The “magic” of sacred comes from the configuration functions, and how the variables defined within them can be updated and injected into the main function. However, the main ideas are to define parameters and configuration variables within the config function, and to add them as arguments to the main function. Then, at runtime, sacred will pass either the default value specified in the config, or use the updated values passed by the user at the command line. In fact, this works for any “captured” function, which means that only the relevant configuration variables need to be passed to the functions that use them. This allows for more modularized experiments and also allows for more convenient interaction by the user.

Adding Plotting#

Plotting results is typically desired for many experiments, and the sacred framework can also be used to create configurable plotting commands.

The following code can be added to the experiment, and then a plot can be generated using the command:

python -m <experiment> plot_results

from examples.ingredients.plotting_ingredient import plotting_ingredient
from examples.ingredients.plotting_ingredient import update_rc_params

@plotting_ingredient.config_hook
def _plot_config(config, command_name, logger):
    if command_name in {"main", "plot_results"}:
        return {
            "axes": {
                "xlabel": r"$x_1$",
                "ylabel": r"$x_2$",
            }
        }


@ex.command(unobserved=True)
def plot_results(plot_cfg, results_filename):

    logging.getLogger("matplotlib").setLevel(logging.WARNING)
    logging.getLogger("PIL").setLevel(logging.WARNING)

    # Dynamically load for speed.
    import matplotlib

    matplotlib.use("Agg")
    update_rc_params(matplotlib, plot_cfg["rc_params"])
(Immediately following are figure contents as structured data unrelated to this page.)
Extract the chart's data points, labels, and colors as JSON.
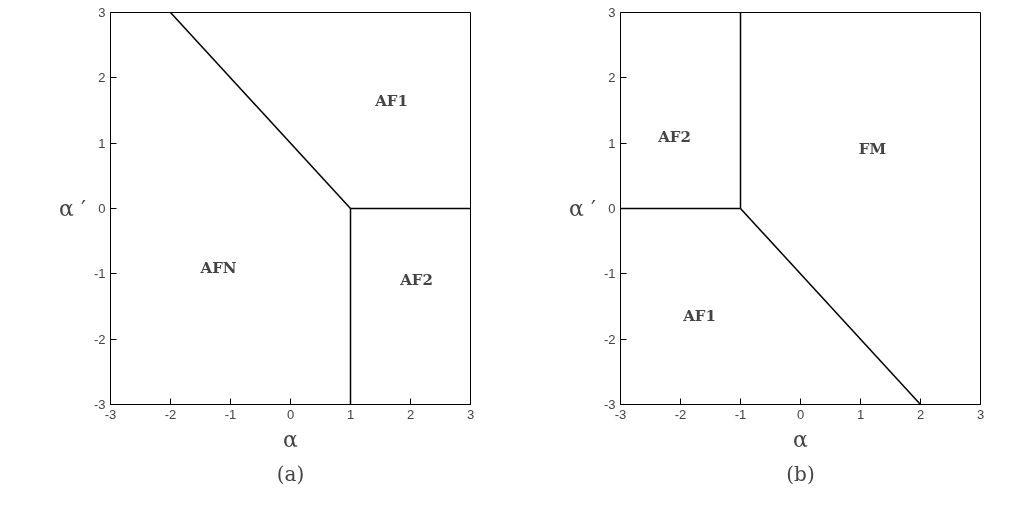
{
  "chart_data": [
    {
      "type": "line",
      "xlabel": "α",
      "ylabel": "α ′",
      "xlim": [
        -3,
        3
      ],
      "ylim": [
        -3,
        3
      ],
      "xticks": [
        -3,
        -2,
        -1,
        0,
        1,
        2,
        3
      ],
      "yticks": [
        -3,
        -2,
        -1,
        0,
        1,
        2,
        3
      ],
      "grid": false,
      "marker": "none",
      "line_style": "solid",
      "series": [
        {
          "color": "#000000",
          "x": [
            -2,
            1
          ],
          "values": [
            3,
            0
          ]
        },
        {
          "color": "#000000",
          "x": [
            1,
            3
          ],
          "values": [
            0,
            0
          ]
        },
        {
          "color": "#000000",
          "x": [
            1,
            1
          ],
          "values": [
            0,
            -3
          ]
        }
      ],
      "annotations": [
        "AF1",
        "AFN",
        "AF2",
        "(a)"
      ]
    },
    {
      "type": "line",
      "xlabel": "α",
      "ylabel": "α ′",
      "xlim": [
        -3,
        3
      ],
      "ylim": [
        -3,
        3
      ],
      "xticks": [
        -3,
        -2,
        -1,
        0,
        1,
        2,
        3
      ],
      "yticks": [
        -3,
        -2,
        -1,
        0,
        1,
        2,
        3
      ],
      "grid": false,
      "marker": "none",
      "line_style": "solid",
      "series": [
        {
          "color": "#000000",
          "x": [
            -1,
            -1
          ],
          "values": [
            3,
            0
          ]
        },
        {
          "color": "#000000",
          "x": [
            -3,
            -1
          ],
          "values": [
            0,
            0
          ]
        },
        {
          "color": "#000000",
          "x": [
            -1,
            2
          ],
          "values": [
            0,
            -3
          ]
        }
      ],
      "annotations": [
        "AF2",
        "AF1",
        "FM",
        "(b)"
      ]
    }
  ]
}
    import matplotlib.pyplot as plt

    # Load the result from NPY file.
    with open(results_filename, "rb") as f:
        result = np.load(f)

    fig = plt.figure()
    ax = plt.axes(**plot_cfg["axes"])

    # Plotting code here.

    plt.savefig(plot_cfg["plot_filename"])
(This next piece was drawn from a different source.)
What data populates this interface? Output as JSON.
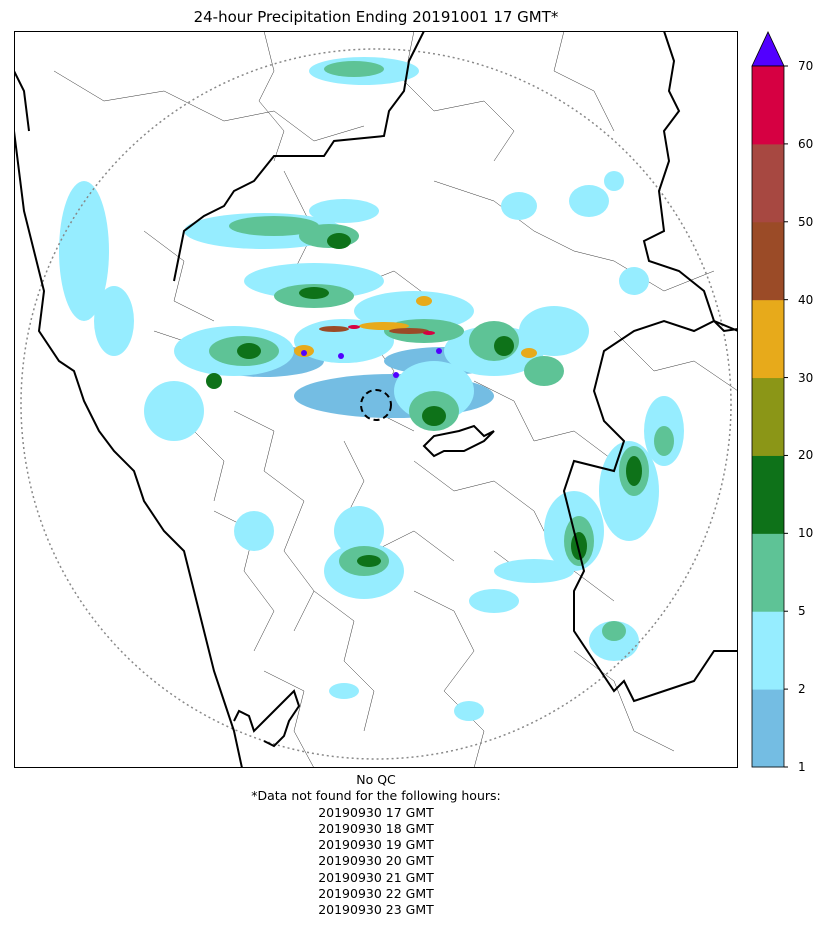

The utility of this approach is when the format of the results needs to be changed to fit a particular publication, but re-running the experiment can be time-intensive. By saving the main algorithm results to a file, and then loading them separately in the plotting function, we save the time of having to re-compute the algorithm for plot manipulation. The plotting_ingredient module implements a small ingredient that can be used to modify the rc_params of matplotlib, or add configuration options that can be used to modify the plot appearance. For example,

python -m <experiment> plot_results with <updates>

Hint

The plotting config is typically hidden when using the print_config command using the above code. This is due to the if command_name in {"main", "plot_results"} line above. To show the config, either use the -p flag when calling the plot_results command, or remove the if statement in the _plot_config function above.